Tuesday, December 05, 2006


Cinnamon, cloves, peppercorns, fennel, salt.

Monday, December 04, 2006

Seattle at Night

View of the Seattle Skyline across Elliott Bay from Alki Beach in West Seattle.
This is about a full minute exposure. Streaks in the sky were made by commercial aircraft on approach into Seattle-Tacoma International Airport.
Click the image to enlarge.

Sunday, December 03, 2006

Copalis Beach, WA, December 2, 2006 - Razor Clam Dig

Washington's Copalis Beach (Google Maps, MS Live) is inundated by groups of people in search of the prized Pacific Razor Clam.
Click the image to enlarge

Copalis Beach is extraordinarily flat. As the tide recedes, movements of the clams beneath the sand produce telltale markings on the surface in the form of small concave depressions often surrounded by a raised ring. These range in size from about 1/4 inch up to 2 inches in diameter. Walking slowly along the sand, diggers scan the surface for these signs.

Illuminated by the low-angle sunlight, patterns in the sand carved by the waves and left behind by the tide present interesting photographic subjects.

Once the surface mark of a clam is spotted, a tubular tool is used to extract a core from the beach sand. Pressing this tube into the sand, the air vents out through a hole in the handle. Covering this hole, the tube is then withdrawn with its contents. The clam may or may not come up in the core. It's often necessary to reach into the hole and remove it by hand. This must be done quickly as the clams immediately begin digging deeper when their environment is disturbed. They can move remarkably quickly through the sand. The ambient temperature was in the upper 30s and falling when these pictures were taken.

In the wake of all the clam digging activity, the beach is strewn with collapsing holes, cores, and occasional dead clams and crabs or pieces of them.

The search continues...

As the sun finally sets, seagulls scavenge for the dead bits left behind by the clam diggers.

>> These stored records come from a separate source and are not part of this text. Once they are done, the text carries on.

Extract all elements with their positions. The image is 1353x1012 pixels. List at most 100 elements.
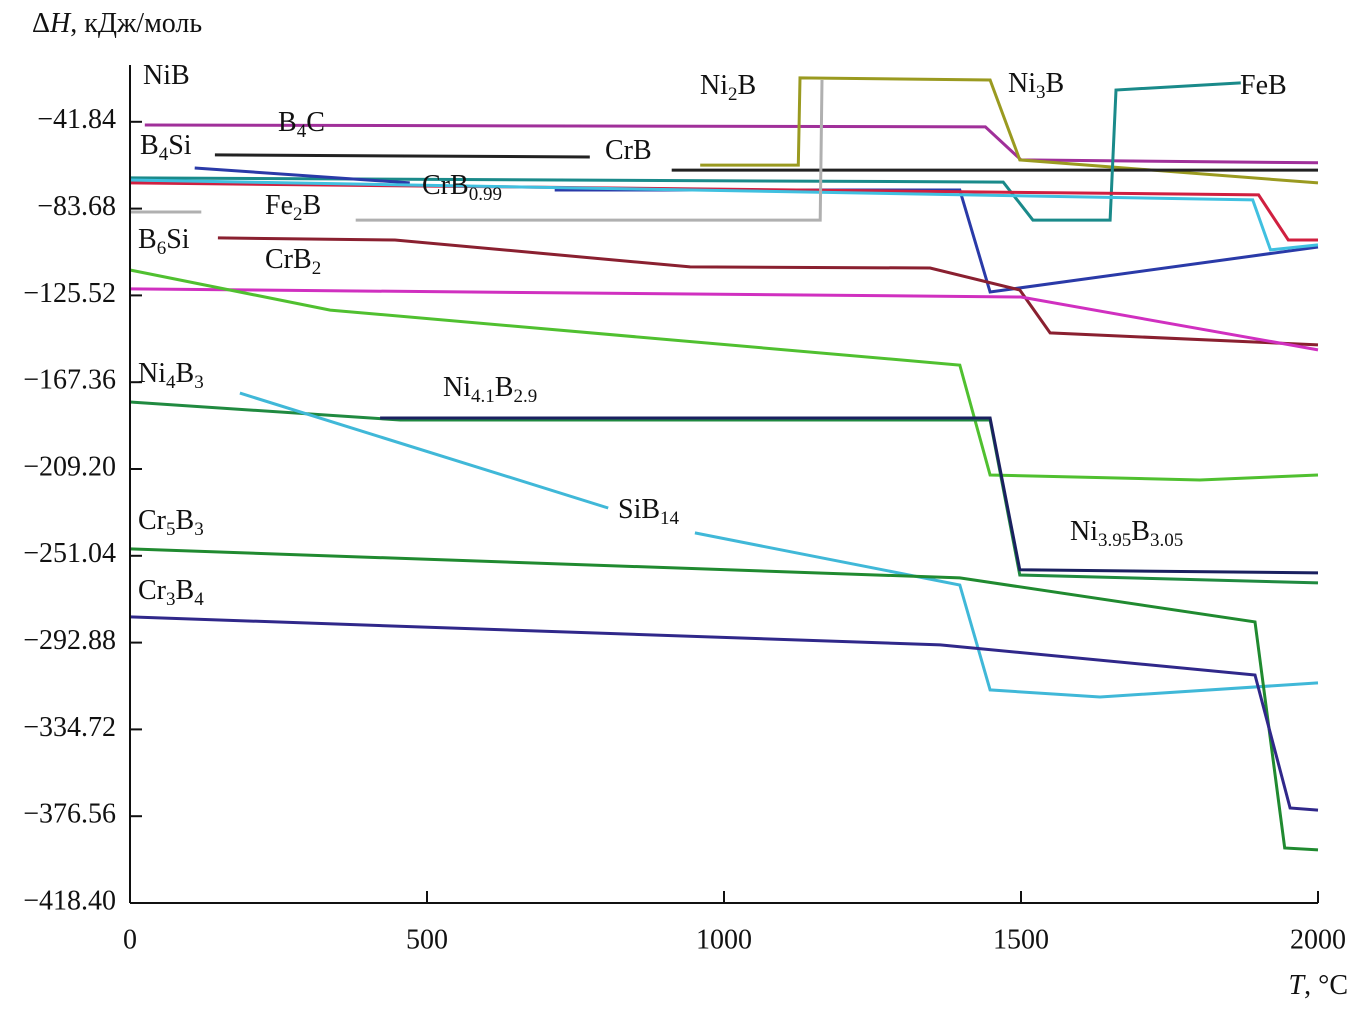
series-line	[129, 81, 1241, 222]
x-tick-label: 2000	[1290, 924, 1346, 955]
annotation-part: B	[278, 107, 297, 138]
annotation: FeB	[1240, 70, 1287, 101]
annotation-part: 2.9	[513, 386, 537, 407]
series-line	[129, 287, 1319, 352]
y-tick-label: −209.20	[23, 451, 116, 482]
annotation: Ni4B3	[138, 358, 204, 393]
annotation-part: 5	[166, 519, 176, 540]
annotation-part: B	[738, 70, 757, 101]
annotation-part: 4	[166, 372, 176, 393]
y-tick-label: −334.72	[23, 712, 116, 743]
y-tick-label: −418.40	[23, 885, 116, 916]
annotation-part: B	[1131, 516, 1150, 547]
annotation-part: CrB	[605, 135, 652, 166]
x-axis-title-part: , °C	[1304, 970, 1348, 1001]
x-tick-label: 1000	[696, 924, 752, 955]
annotation-part: 3	[194, 372, 204, 393]
series-line	[129, 268, 1319, 482]
series-line	[380, 416, 1319, 575]
series-line	[129, 178, 1319, 252]
series-line	[700, 76, 1319, 185]
annotation: Cr3B4	[138, 575, 204, 610]
annotation-part: 4	[297, 121, 307, 142]
annotation-part: 3	[194, 519, 204, 540]
annotation-part: Cr	[138, 575, 167, 606]
y-tick-label: −83.68	[37, 191, 116, 222]
series-line	[130, 79, 824, 222]
annotation-part: 14	[660, 508, 680, 529]
annotation: Cr5B3	[138, 505, 204, 540]
annotation-part: B	[138, 224, 157, 255]
annotation-part: Fe	[265, 190, 293, 221]
annotation-part: CrB	[265, 244, 312, 275]
y-axis-title-part: , кДж/моль	[70, 8, 202, 39]
annotation-part: CrB	[422, 170, 469, 201]
annotation: CrB	[605, 135, 652, 166]
annotation-part: B	[303, 190, 322, 221]
annotation-part: FeB	[1240, 70, 1287, 101]
annotation-part: Ni	[700, 70, 728, 101]
annotation-part: B	[176, 358, 195, 389]
series-line	[217, 236, 1319, 347]
annotation-part: 4.1	[471, 386, 495, 407]
annotation-part: 3	[1036, 82, 1046, 103]
series-line	[129, 615, 1319, 812]
annotation: NiB	[143, 60, 190, 91]
annotation: Ni3B	[1008, 68, 1064, 103]
annotation: CrB2	[265, 244, 321, 279]
annotation: B4C	[278, 107, 325, 142]
annotation-part: B	[176, 575, 195, 606]
annotation: CrB0.99	[422, 170, 502, 205]
x-tick-label: 500	[406, 924, 448, 955]
annotation: Ni2B	[700, 70, 756, 105]
annotation-part: B	[176, 505, 195, 536]
annotation-part: 3.05	[1150, 530, 1183, 551]
x-tick-label: 0	[123, 924, 137, 955]
y-tick-label: −167.36	[23, 365, 116, 396]
annotation-part: 6	[157, 238, 167, 259]
annotation-part: C	[306, 107, 325, 138]
annotation: Ni4.1B2.9	[443, 372, 537, 407]
series-line	[214, 153, 1318, 172]
annotation: B6Si	[138, 224, 190, 259]
annotation-part: SiB	[618, 494, 660, 525]
series-line	[239, 391, 1319, 699]
annotation: Ni3.95B3.05	[1070, 516, 1183, 551]
series-line	[129, 547, 1319, 852]
annotation-part: 0.99	[469, 184, 502, 205]
annotation-part: Cr	[138, 505, 167, 536]
y-tick-label: −292.88	[23, 625, 116, 656]
annotation-part: 2	[728, 84, 738, 105]
annotation-part: Si	[168, 130, 192, 161]
annotation-part: Si	[166, 224, 190, 255]
annotation-part: 4	[194, 589, 204, 610]
annotation-part: Ni	[1008, 68, 1036, 99]
annotation: Fe2B	[265, 190, 321, 225]
annotation-part: Ni	[443, 372, 471, 403]
y-axis-title-part: H	[49, 8, 72, 39]
annotation-part: 2	[293, 204, 303, 225]
series-line	[144, 123, 1319, 165]
y-tick-label: −41.84	[37, 104, 116, 135]
y-tick-label: −125.52	[23, 278, 116, 309]
y-tick-label: −251.04	[23, 538, 116, 569]
annotation-part: Ni	[1070, 516, 1098, 547]
annotation-part: B	[495, 372, 514, 403]
annotation: B4Si	[140, 130, 192, 165]
y-axis-title-part: Δ	[32, 8, 50, 39]
annotation-part: Ni	[138, 358, 166, 389]
annotation-part: NiB	[143, 60, 190, 91]
annotation-part: B	[1046, 68, 1065, 99]
annotation-part: 3.95	[1098, 530, 1131, 551]
annotation-part: 4	[159, 144, 169, 165]
x-tick-label: 1500	[993, 924, 1049, 955]
y-tick-label: −376.56	[23, 799, 116, 830]
x-axis-title-part: T	[1289, 970, 1307, 1001]
y-axis-title: ΔH, кДж/моль	[32, 8, 202, 39]
annotation: SiB14	[618, 494, 680, 529]
annotation-part: 2	[312, 258, 322, 279]
annotation-part: B	[140, 130, 159, 161]
x-axis-title: T, °C	[1289, 970, 1348, 1001]
annotation-part: 3	[166, 589, 176, 610]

A nearly full moon gently illuminates the beach enabling the search to continue after sundown.

Saturday, December 02, 2006

After the Fall

It's still officially Autumn but already the snow from the first winter storm of the season is melting away. A winged seed pod still hangs from a Japanese Maple tree that only a few weeks ago was in the midst of a spectacular color show.

Trapped beneath the ice crust on a frozen puddle, a fallen maple leaf peers up at the rising sunlight.